Maybe because I've been contemplating the virtues and vices of guilt lately, by the time I got to these two sentences, you had me completely hooked, and as I read these sentences I found myself noticing how the hard, wooden chair I'm sitting in actually feels, and the cool, autumn air around me, and then I placed both my hands on the underside of the tabletop I'm sitting at and slid them along, just noticing how it felt on my skin.

Why is it so hard to remain fully engaged with the world around us? Being alive is such a rich experience; why are we so often trying to escape it?

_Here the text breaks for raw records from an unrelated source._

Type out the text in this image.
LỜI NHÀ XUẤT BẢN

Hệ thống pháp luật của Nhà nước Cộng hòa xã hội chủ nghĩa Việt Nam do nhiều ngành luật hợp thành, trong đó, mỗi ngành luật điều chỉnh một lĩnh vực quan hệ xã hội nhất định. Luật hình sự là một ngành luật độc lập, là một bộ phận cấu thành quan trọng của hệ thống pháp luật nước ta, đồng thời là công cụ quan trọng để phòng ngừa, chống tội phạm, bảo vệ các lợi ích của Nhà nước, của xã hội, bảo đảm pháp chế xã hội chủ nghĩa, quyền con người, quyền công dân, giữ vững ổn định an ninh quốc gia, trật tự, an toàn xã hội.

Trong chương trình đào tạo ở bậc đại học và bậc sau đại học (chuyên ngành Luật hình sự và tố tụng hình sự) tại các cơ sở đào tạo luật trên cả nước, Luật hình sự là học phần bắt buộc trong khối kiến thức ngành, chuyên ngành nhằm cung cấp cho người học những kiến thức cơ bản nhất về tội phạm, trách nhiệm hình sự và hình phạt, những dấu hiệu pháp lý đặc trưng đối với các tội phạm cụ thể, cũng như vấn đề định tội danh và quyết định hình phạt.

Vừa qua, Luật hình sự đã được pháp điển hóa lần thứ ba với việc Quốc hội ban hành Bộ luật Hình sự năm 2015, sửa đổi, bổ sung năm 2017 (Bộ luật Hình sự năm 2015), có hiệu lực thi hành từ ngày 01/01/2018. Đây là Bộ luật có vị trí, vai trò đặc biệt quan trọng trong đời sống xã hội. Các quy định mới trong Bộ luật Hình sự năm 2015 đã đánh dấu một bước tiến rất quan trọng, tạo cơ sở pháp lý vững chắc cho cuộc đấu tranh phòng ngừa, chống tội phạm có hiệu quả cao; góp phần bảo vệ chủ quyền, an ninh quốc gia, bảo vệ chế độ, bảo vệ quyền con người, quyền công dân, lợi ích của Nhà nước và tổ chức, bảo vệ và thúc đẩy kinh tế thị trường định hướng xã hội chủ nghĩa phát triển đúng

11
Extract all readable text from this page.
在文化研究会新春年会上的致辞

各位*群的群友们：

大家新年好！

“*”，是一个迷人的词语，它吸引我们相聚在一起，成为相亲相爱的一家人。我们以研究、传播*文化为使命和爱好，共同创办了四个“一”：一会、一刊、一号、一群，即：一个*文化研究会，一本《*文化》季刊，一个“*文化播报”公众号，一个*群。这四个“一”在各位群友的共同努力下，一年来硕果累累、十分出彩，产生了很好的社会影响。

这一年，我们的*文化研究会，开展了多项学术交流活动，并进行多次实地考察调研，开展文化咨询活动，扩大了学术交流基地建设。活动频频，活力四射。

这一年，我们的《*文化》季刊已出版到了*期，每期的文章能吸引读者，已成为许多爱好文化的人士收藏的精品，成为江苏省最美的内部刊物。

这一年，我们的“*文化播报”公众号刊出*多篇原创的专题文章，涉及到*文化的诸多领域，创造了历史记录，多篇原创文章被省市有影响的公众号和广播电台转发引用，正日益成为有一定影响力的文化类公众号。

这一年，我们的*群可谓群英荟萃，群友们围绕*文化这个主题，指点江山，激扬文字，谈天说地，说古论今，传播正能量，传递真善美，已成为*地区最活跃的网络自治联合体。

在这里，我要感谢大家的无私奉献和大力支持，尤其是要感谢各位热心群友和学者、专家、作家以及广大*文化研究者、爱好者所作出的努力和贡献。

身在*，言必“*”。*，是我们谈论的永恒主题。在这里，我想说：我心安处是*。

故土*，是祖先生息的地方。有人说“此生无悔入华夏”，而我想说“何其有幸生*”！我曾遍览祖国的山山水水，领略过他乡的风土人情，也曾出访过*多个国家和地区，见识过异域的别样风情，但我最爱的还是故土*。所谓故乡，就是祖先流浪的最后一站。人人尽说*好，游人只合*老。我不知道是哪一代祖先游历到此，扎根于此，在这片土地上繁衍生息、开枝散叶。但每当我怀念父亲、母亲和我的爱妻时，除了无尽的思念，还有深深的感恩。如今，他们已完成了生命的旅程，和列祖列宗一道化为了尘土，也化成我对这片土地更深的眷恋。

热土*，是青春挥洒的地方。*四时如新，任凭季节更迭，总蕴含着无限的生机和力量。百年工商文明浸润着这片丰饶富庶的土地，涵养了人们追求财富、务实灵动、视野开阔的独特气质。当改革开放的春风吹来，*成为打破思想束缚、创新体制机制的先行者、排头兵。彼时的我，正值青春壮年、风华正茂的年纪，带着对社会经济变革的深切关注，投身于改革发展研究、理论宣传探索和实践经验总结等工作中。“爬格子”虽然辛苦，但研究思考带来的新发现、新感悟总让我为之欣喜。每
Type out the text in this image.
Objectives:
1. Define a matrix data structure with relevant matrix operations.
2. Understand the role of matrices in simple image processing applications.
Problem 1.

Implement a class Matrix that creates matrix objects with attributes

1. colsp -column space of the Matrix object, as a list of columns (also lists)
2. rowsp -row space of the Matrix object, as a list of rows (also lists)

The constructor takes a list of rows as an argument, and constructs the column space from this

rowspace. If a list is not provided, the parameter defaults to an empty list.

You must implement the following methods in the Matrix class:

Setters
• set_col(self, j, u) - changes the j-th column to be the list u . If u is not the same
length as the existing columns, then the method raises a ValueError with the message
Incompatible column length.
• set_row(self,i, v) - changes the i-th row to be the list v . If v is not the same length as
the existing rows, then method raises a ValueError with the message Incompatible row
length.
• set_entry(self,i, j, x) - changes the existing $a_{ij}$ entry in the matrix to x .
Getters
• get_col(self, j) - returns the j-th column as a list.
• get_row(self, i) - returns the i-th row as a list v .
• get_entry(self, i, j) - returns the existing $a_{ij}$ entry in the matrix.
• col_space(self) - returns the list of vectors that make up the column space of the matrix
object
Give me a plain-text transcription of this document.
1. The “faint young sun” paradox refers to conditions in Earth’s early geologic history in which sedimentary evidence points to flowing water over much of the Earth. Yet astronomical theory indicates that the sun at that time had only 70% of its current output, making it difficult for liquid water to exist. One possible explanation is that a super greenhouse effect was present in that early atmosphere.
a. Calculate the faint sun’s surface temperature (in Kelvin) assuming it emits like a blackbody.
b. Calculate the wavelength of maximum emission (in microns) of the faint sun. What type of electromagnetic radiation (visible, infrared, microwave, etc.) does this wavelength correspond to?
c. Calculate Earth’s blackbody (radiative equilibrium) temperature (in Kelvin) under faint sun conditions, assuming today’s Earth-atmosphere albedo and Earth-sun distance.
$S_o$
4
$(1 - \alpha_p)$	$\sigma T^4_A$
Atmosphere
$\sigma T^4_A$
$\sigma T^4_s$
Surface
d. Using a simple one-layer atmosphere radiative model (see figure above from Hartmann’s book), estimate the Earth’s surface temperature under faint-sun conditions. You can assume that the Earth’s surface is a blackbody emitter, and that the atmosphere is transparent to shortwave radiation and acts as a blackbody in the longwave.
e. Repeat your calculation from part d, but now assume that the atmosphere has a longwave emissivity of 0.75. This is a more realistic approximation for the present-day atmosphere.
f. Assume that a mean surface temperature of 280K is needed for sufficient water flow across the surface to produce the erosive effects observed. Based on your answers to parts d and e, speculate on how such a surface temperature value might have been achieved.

Author, Atheist, USN Veteran said...

Marf...I live with the very philosophy of knowing one minute I may not have that moment to touch, hear, feel, or think- and whatever is around me becomes almost part of me. I am wearing a fleece shirt, and I took time to really snuggle into it. I am sitting in a leather chair, and it's an awful lot of fun to wiggle it into a leather-squeak orchestration. Watch kids- they tend to be in the NOW all of the time. The future is a maybe to them not a reality. I think we lost much of that when we grew up... so I hope to remain more childlike in the idea that now is a great time. For something. Anything. Maybe the wind blows a flower by the window. maybe the texture of an orange is fascinating. But's the best moment you have. Somehow there's a way to be part of it.